Uma das características mais distintivas destes espécimes é o rosto; ele é bem mais achatado e, desta maneira, bastante semelhante ao nosso; enquanto o neurocrânio exibe uma forma bulbosa, característica das espécies mais antigas do nosso gênero. No entanto, é exatamente a posse desta característica de transição que pode sugerir que não estaríamos lidando com um espécime de Homo sapiens, mas, sim, com uma forma mais derivada de H. heidelbergensis. Walter Neves, professor da USP e coordenador do Laboratório de Estudos Evolutivos Humanos do Instituto de Biociências, desta universidade, neste vídeo abaixo e em entrevista e artigo, de Reinaldo Leite Lopes, para a Folha de São Paulo, explica com mais detalhes esta questão e ajuda a dissipar a hype em torno destes dois novos trabalhos. Assista ao vídeo do youtube do Canal USP,:

e este outro, do canal Dispersciência #18

Como ele deixa claro, mesmo a ideia de que nossa espécie não evoluiu em um único ponto na África não é tão desconcertante assim. Como lembra Neves, nós e outros hominines somos partes de espécies móveis e versáteis, que podem se locomover por grandes extensões e, portanto, migrar. Tendo este simples fato em mente, uma origem Pan-africana não é uma sugestão tão estranha assim; talvez, muito pelo contrário.

Claro, é preciso diferenciar esse processo de evolução das características anatômicas, que ocorreu com os seres humanos tipicamente modernos, daqueles fenômenos migratórios mais tardios que deram origem às populações humanas atuais a partir de várias levas de emigração (inclusive com vários gargalos demográficos) ‘para fora da África’ que ocorreram nos últimos 100000 anos.

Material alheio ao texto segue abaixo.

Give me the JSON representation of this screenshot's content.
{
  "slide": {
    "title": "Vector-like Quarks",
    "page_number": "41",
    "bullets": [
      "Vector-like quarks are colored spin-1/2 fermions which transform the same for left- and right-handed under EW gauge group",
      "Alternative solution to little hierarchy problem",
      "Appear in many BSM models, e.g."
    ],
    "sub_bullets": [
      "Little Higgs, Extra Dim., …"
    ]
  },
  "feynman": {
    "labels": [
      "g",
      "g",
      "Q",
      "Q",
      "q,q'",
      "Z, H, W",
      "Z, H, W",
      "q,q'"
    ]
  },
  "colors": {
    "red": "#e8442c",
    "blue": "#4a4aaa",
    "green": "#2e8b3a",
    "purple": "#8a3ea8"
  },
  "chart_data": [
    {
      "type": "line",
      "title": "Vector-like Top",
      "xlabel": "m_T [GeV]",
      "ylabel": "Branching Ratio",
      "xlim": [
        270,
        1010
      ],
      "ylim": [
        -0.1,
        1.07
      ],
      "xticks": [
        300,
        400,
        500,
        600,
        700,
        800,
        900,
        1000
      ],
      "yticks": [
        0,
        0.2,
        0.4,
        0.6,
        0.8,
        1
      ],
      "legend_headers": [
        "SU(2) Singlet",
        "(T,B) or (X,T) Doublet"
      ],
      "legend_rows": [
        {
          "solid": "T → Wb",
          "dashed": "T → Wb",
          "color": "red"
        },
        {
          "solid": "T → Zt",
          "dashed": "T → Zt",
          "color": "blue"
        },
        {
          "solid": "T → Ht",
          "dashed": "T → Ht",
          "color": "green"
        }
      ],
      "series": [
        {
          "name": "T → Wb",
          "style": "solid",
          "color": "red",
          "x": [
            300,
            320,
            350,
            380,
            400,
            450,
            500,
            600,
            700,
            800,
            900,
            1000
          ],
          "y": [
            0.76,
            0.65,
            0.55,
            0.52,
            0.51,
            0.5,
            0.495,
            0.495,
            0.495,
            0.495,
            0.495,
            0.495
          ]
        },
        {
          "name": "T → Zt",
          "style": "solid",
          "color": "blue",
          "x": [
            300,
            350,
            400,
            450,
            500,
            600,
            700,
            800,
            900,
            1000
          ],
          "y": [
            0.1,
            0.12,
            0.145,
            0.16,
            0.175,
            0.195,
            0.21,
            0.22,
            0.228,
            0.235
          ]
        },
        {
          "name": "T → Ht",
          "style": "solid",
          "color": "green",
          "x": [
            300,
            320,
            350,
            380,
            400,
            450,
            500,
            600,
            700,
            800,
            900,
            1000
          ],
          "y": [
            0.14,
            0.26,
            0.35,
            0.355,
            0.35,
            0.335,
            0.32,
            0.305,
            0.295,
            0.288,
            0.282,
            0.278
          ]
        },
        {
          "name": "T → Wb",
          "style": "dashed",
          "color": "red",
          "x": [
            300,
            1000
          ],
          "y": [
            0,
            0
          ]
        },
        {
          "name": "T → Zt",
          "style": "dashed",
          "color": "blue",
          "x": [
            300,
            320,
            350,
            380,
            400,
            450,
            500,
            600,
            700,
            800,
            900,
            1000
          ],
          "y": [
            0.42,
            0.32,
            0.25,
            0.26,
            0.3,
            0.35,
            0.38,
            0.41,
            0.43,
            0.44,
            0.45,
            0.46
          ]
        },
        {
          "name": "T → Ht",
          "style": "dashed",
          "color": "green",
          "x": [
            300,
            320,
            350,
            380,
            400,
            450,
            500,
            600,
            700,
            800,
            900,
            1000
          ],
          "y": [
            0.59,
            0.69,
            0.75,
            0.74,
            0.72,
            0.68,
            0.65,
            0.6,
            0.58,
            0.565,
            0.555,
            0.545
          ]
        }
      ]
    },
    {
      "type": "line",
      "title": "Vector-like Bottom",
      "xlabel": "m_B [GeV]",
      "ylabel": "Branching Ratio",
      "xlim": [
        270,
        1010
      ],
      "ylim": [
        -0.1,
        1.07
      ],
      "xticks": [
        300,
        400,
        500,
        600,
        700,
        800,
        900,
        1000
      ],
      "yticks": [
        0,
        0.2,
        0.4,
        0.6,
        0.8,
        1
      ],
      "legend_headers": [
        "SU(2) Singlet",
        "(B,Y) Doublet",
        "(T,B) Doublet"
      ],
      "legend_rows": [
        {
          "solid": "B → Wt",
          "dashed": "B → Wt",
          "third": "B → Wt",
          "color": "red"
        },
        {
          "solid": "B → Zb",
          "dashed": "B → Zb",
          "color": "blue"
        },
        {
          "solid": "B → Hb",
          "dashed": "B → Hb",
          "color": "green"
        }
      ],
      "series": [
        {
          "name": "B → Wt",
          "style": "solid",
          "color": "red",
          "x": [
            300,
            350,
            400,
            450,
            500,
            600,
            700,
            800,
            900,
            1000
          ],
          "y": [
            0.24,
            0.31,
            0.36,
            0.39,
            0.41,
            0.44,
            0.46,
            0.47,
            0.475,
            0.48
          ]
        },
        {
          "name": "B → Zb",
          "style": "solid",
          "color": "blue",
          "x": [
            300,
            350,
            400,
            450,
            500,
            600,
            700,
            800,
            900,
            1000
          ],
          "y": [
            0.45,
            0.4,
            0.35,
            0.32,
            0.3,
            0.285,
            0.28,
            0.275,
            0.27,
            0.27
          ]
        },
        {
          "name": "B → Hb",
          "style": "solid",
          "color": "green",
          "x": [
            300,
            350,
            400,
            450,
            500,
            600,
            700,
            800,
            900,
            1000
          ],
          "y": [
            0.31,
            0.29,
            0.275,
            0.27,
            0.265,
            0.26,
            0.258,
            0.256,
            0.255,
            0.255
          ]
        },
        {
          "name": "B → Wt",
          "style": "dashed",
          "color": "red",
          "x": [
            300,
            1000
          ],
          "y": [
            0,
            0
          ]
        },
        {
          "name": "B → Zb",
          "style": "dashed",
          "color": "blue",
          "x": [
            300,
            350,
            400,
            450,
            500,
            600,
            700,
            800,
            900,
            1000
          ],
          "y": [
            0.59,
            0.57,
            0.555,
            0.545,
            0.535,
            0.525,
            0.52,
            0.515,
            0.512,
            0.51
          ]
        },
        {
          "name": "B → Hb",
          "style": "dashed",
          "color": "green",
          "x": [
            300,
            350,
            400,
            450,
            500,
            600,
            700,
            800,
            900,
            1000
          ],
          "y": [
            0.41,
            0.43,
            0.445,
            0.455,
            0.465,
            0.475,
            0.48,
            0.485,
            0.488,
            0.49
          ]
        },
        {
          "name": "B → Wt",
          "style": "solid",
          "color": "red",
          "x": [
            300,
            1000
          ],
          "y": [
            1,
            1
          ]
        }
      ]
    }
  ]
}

Sem dúvida, é uma descoberta muito importante, como Neves mesmo deixa claro, que lança mais luz sobre nosso passado evolutivo. Contudo, ela não implica necessariamente em uma reinterpretação tão drástica da história de nossa espécie como alguns pareceram sugerir.

Referências:

  1. Gibbons, Ann Gibbons World’s oldest Homo sapiens fossils found in Morocco Science, Jun. 7, 2017. DOI: 10.1126/science.aan6934

  2. Hublin, Jean-Jacques et al. New fossils from Jebel Irhoud, Morocco and the pan-African origin of Homo sapiens Nature 546, 289–292, 2017. doi:10.1038/nature22336 [link].

  3. Richter, Daniel et al. The age of the hominin fossils from Jebel Irhoud, Morocco, and the origins of the Middle Stone Age Nature 546, 293–296, 2017. doi:10.1038/nature22335 [link].